People who signed up to speak on the program’s behalf asked the board to keep it in elementary schools.
Melissa Thomas of Rock told the board that the Bible is an essential part of education.
“An atheist and apostate, John Loftus, a former Christian minister, said in his debate with Randall Rauser, an associate professor of historical theology, that, ‘ since there is no God who placed us on this world, we must create meaning and purpose ourselves,’” she said. “Consequently, today, we hear things like, ‘If it feels good, do it’ and ‘the truth is what each individual wants it to be.’ Therefore, we have lawless, God hating individuals who are creating chaos in the world with this new learned way of life taught by atheists.”
When asked outside the meeting why having Bible in the Schools was important when Mercer County has numerous churches, Thomas said there are many children who cannot get to Sunday school classes.
“Well, because there is a huge group of kids whose parents are not going to take them to church in this day and time,” she stated. “Atheism is growing. To me, you can’t get past the basics in the Bible. Thou Shall Not Kill means the same to all denominations. Drug addiction has grown tremendously, and there are children who are barely getting enough to eat.”

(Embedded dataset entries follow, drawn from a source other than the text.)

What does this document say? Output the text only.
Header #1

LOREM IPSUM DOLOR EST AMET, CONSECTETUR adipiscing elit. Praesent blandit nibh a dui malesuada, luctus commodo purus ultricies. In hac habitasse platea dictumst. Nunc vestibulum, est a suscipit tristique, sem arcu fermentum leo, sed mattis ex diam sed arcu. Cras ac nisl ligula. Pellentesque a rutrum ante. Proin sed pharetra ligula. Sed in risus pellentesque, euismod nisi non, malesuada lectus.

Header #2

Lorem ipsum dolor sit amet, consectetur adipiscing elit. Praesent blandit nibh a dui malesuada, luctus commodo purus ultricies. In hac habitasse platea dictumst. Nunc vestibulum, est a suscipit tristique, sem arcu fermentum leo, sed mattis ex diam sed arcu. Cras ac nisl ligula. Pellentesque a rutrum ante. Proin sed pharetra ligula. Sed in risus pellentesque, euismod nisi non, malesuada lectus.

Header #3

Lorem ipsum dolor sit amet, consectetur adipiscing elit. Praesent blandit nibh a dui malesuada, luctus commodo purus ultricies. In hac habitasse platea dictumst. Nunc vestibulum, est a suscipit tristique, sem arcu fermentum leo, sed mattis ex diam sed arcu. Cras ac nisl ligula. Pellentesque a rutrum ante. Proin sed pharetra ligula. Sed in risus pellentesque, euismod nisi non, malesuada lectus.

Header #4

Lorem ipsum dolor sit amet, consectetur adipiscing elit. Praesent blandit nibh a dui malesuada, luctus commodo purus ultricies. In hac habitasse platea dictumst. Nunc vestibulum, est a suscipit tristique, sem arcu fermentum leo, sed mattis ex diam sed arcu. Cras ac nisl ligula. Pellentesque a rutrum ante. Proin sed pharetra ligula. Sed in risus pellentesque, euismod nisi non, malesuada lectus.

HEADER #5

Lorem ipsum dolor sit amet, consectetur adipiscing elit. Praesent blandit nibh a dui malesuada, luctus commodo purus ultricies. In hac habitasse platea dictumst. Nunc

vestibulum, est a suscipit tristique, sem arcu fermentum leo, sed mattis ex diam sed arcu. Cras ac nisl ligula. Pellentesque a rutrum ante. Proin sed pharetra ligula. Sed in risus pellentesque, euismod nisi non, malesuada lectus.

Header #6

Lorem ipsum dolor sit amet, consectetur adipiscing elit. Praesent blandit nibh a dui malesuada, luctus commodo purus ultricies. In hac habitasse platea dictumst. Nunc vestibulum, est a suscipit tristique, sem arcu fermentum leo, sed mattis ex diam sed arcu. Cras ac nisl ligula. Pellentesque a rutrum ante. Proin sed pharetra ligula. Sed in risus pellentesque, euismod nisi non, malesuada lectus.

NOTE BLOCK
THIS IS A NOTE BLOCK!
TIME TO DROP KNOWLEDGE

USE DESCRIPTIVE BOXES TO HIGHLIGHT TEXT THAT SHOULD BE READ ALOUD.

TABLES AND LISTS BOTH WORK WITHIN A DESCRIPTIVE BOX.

Bruce Barilla of Bluefield, who represented the Patriotic Revival Seminar, said that in his opinion, whether the program is permissible is “simply decided by whether or not it is constitutional and not by personal prejudices or immature attitudes.”
“The First Amendment does not allow the U.S. Congress to establish a national church such as the Church of England by law established, ‘make no law respecting an establishment of religion; nor prohibit Mercer County Schools from having a voluntary Bible elective paid from private funds ‘or prohibiting the free exercise thereof’; thus it is a state issue,” Barilla said.
The Constitution of West Virginia guarantees religious freedom to all citizens, he stated.
“The board of education not only has a right to offer the Bible in the Schools program, but a responsibility according to the Northwest Ordinance which outlines the requirements for statehood,” Barilla said. “Article III states that, ‘Religion (Christianity), morality and knowledge, being necessary to good government and the happiness of mankind, schools and the means of education shall forever be encouraged.”
Akers said that Mercer County school system has had a Bible curriculum, in some form, since 1939.
“It might be said that one’s education is not complete without a study of comparative religion or the history of religion and its relationship to the advancement of civilization,” Akers said. “It certainly may be said that the Bible is worthy of study for its literary and historic qualities when presented objectively as part of a secular program of education, consistent with the First Amendment.”
“We are currently reviewing our curriculum for that purpose and thank you for your comments,” she said. “In addition to the guidelines provided by the West Virginia Attorney General, we are also reviewing guidelines that are endorsed by the Anti-Defamation League, American Federation of Teachers, and the National Bible Association to determine if there are any opportunities to improve our curriculum.”